While a member of the Right Socialist Party of Japan, Nishimura was among those who took a more moderate stance on defence policies and the US-Japan Security Treaty, arguing that the United States should protect Japan for three years, during which Japan can develop its own independent defense forces, and after which the United States should withdraw all of its military presence from Japanese soil.

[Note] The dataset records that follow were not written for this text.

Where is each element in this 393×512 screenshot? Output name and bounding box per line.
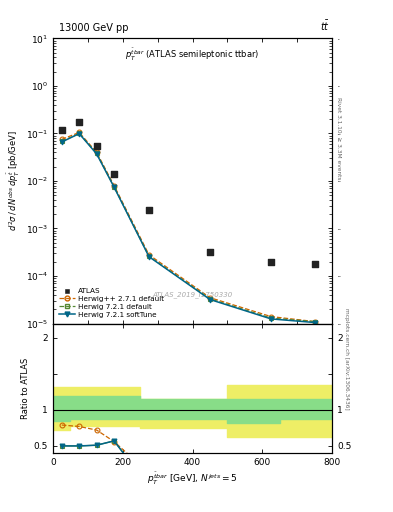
Line: Herwig++ 2.7.1 default: Herwig++ 2.7.1 default [59, 130, 317, 324]
Herwig++ 2.7.1 default [77, 130, 82, 136]
Herwig 7.2.1 default [269, 315, 274, 321]
Herwig 7.2.1 softTune [59, 139, 64, 145]
Text: Rivet 3.1.10, ≥ 3.3M events: Rivet 3.1.10, ≥ 3.3M events [336, 97, 341, 180]
Text: ATLAS_2019_I1750330: ATLAS_2019_I1750330 [152, 291, 233, 298]
Legend: ATLAS, Herwig++ 2.7.1 default, Herwig 7.2.1 default, Herwig 7.2.1 softTune: ATLAS, Herwig++ 2.7.1 default, Herwig 7.… [57, 286, 167, 320]
ATLAS [94, 142, 100, 150]
Herwig 7.2.1 softTune [269, 316, 274, 322]
Herwig 7.2.1 default [312, 318, 317, 325]
Herwig 7.2.1 softTune [208, 296, 212, 303]
Herwig++ 2.7.1 default [147, 252, 151, 258]
Herwig 7.2.1 softTune [77, 131, 82, 137]
Herwig++ 2.7.1 default [312, 318, 317, 325]
ATLAS [312, 261, 318, 269]
Herwig 7.2.1 softTune [94, 151, 99, 157]
ATLAS [59, 125, 65, 134]
Y-axis label: Ratio to ATLAS: Ratio to ATLAS [21, 358, 29, 419]
Herwig++ 2.7.1 default [94, 150, 99, 156]
Text: 13000 GeV pp: 13000 GeV pp [59, 23, 128, 33]
ATLAS [268, 258, 274, 266]
Herwig 7.2.1 softTune [312, 319, 317, 326]
Line: Herwig 7.2.1 default: Herwig 7.2.1 default [59, 131, 317, 324]
Herwig 7.2.1 default [208, 296, 212, 302]
Herwig++ 2.7.1 default [112, 182, 116, 188]
ATLAS [207, 248, 213, 256]
Herwig 7.2.1 softTune [147, 253, 151, 260]
ATLAS [111, 170, 117, 178]
Herwig 7.2.1 default [77, 131, 82, 137]
Herwig++ 2.7.1 default [269, 313, 274, 319]
Herwig 7.2.1 softTune [112, 184, 116, 190]
X-axis label: $p^{\bar{t}bar}_{T}$ [GeV], $N^{jets} = 5$: $p^{\bar{t}bar}_{T}$ [GeV], $N^{jets} = … [147, 471, 238, 487]
Herwig 7.2.1 default [112, 184, 116, 190]
Herwig++ 2.7.1 default [59, 136, 64, 142]
Herwig 7.2.1 default [59, 138, 64, 144]
Text: $p_T^{\bar{t}bar}$ (ATLAS semileptonic ttbar): $p_T^{\bar{t}bar}$ (ATLAS semileptonic t… [125, 47, 260, 63]
Text: mcplots.cern.ch [arXiv:1306.3436]: mcplots.cern.ch [arXiv:1306.3436] [344, 308, 349, 409]
Line: Herwig 7.2.1 softTune: Herwig 7.2.1 softTune [59, 131, 317, 325]
Herwig++ 2.7.1 default [208, 294, 212, 301]
Text: $t\bar{t}$: $t\bar{t}$ [320, 19, 330, 33]
Herwig 7.2.1 default [94, 151, 99, 157]
Y-axis label: $d^2\sigma\,/\,dN^{obs}\,dp^{\bar{t}}_{T}$ [pb/GeV]: $d^2\sigma\,/\,dN^{obs}\,dp^{\bar{t}}_{T… [6, 131, 22, 231]
Herwig 7.2.1 default [147, 253, 151, 260]
ATLAS [76, 118, 83, 126]
ATLAS [146, 205, 152, 214]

In 1967, Nishimura became the second Chairman of the Democratic Socialist Party, succeeding Suehiro Nishio. Under his rather brief tenure as chairman, the DSP's electoral performance was very stable, increasing their popular vote share by only 0.1% and their number of Diet seats by 3 in the 1968 House of Councillors election, and increasing their popular vote share by only 0.3% and gaining a single seat in the 1969 House of Representatives election. This was in contrast to the Japan Socialist Party, which saw heavy losses, and both Komeito as well as the Japanese Communist Party, both of which saw healthy victories. In preparation for the 1971 House of Councillors election, Nishimura called for a coalition between the JSP, Kōmeitō, and DSP, which resulted in only limited cooperation between the parties. However, Nishimura would pass away only a few months before the 1971 elections, which saw the Diet's landscape remain relatively stable compared to the past elections. Nishimura died on 27 April 1971.

==Personal life==
In 1969, he established the Fuji Social Education Centre.

Although he decided not to be baptised as a youth in Shanghai, he finally received a deathbed baptism a day before his death.

His fourth son was Shingo Nishimura, a member of the House of Representatives.